Disney + is a terrible name for the new streaming service but a terrific idea as the company has loaded it with valuable content, both new and old, leveraging the iconic brands that Disney owns and makes billions licensing too. It’s a brilliant business model, really. And by setting the price of its new rather loaded streaming service at about half of Netflix, the company can capture marketshare. Which will likely be quite sticky given the very valuable content available exclusively on the Disney + platform. Just for example, do you remember when most of the most popular Netflix series were based on obscure Marvel superheroes? Disney + also comes with all this (from the WSJ):
- Price: $6.99/mo
- Launch: Nov. 12
- Identity: Darth Vader meets Elsa
- Portfolio overview: TV and movie programming from across Disney’s brands, Pixar, Marvel and Star Wars, including originals and a deep library of animated classics
- Total programming: 7,500 TV episodes, 500 movies
- Subscriber target: 60 to 90 million by September 2024
- Originals of note: Star Wars’s “The Mandalorian,” “High School Musical,” “Lady and the Tramp” remake
- TV to rewatch: 30 seasons of “The Simpsons”

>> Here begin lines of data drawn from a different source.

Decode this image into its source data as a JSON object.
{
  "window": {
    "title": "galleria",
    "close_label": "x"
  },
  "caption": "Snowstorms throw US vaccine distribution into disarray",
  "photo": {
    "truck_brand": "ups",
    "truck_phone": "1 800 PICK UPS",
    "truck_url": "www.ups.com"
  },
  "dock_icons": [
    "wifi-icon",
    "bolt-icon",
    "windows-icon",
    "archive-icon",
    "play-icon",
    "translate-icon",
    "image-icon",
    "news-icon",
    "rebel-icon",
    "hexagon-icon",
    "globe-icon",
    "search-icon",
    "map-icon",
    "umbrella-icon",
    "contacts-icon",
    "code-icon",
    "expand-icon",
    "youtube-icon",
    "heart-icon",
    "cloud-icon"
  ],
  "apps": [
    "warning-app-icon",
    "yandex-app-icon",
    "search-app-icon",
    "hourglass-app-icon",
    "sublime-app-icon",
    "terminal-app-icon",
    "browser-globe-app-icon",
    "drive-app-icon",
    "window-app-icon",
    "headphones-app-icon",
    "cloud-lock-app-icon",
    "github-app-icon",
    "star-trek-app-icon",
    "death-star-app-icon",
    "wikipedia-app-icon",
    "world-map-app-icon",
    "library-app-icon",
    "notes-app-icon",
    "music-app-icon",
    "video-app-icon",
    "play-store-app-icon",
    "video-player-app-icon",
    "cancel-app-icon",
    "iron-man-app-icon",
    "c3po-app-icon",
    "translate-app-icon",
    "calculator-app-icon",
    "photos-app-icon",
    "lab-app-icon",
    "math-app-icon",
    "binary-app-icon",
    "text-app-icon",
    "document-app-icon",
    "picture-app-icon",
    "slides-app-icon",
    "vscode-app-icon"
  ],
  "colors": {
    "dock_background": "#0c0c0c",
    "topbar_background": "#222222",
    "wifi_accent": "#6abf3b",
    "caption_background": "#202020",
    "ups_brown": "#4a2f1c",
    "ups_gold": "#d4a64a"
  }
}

- Movie classics: “The Little Mermaid,” “Aladdin,” “Frozen,” “Mary Poppins” and more
- Biggest asset: built-in fan base for popular franchises
- Biggest risk: Original programming doesn’t meet superfan expectations.
- I like how the company has set subscriber growth expectations as low as they’ve set the pricing. I think company will easily have 50 million global subscribers to this service within the next 12 months and could have 100 million or more by 2024.
For contrast, here’s what paying double what Disney + charges you for Netflix (which I also own and like):
- Price: $12.99 for most popular tier
- Launch: streaming since 2007
- Identity: Catch me if you can.
- Portfolio overview: With a vast library of TV shows and movies and a growing number of popular originals, Netflix doesn’t want to replace one channel. It wants to replace them all.
- Total programming: 1500 TV shows, 4000 movies
- Subscribers: 158 million world-wide
- Originals of note: “Stranger Things,” “The Crown,” “The Irishman”
- TV to rewatch: “Breaking Bad,” “Mad Men” and, coming soon, “Seinfeld”
- Classic movies: “Rebel Without A Cause,” “Rocky”
- Biggest asset: A giant head start
- Biggest risk: Lower cost rivals eating into its subscription base; programming costs rising.
So I like the risk/reward of DIS here. I don’t like the $38 billion of debt, but I think the company can handle that debt, it’s 1.3% dividend yield and invest to win the next phase of the streaming wars. And with their brands, assets and everything else you get with Disney here, I think it’s a name we can basically own forever.
One final note, I do think that AT&T and it’s cumbersome debtload, positioning in 5G and silly HBO Max streaming video offering that won’t even be around until at least next May, is going to be a good short pair at some point because they are set to also lose the streaming wars with this offering:
- Price: $14.99/mo
- Launch: May 2020
- Identity: It’s not HBO. It’s…HBO Max!
- Portfolio overview: all HBO content; collection of programs and movies across Warner Bros. and cable networks including TNT, TBS and Cartoon Network
- Total programming: 10,000 hours
- Subscriber target: 75 to 90 million by end of 2025
- Originals of note: “College Girls,” a comedy from creator Mindy Kaling; “Strange Adventures,” a DC superhero anthology from producer Greg Berlanti
- TV to rewatch: “Friends,” “The West Wing,” “The Big Bang Theory”
- Movie classics: “Casablanca,” “When Harry Met Sally”
- Biggest asset: the HBO brand
- Biggest risk: Consumers may find the price too steep; will shows like “Big Bang Theory” and “Friends” fit easily under the HBO brand?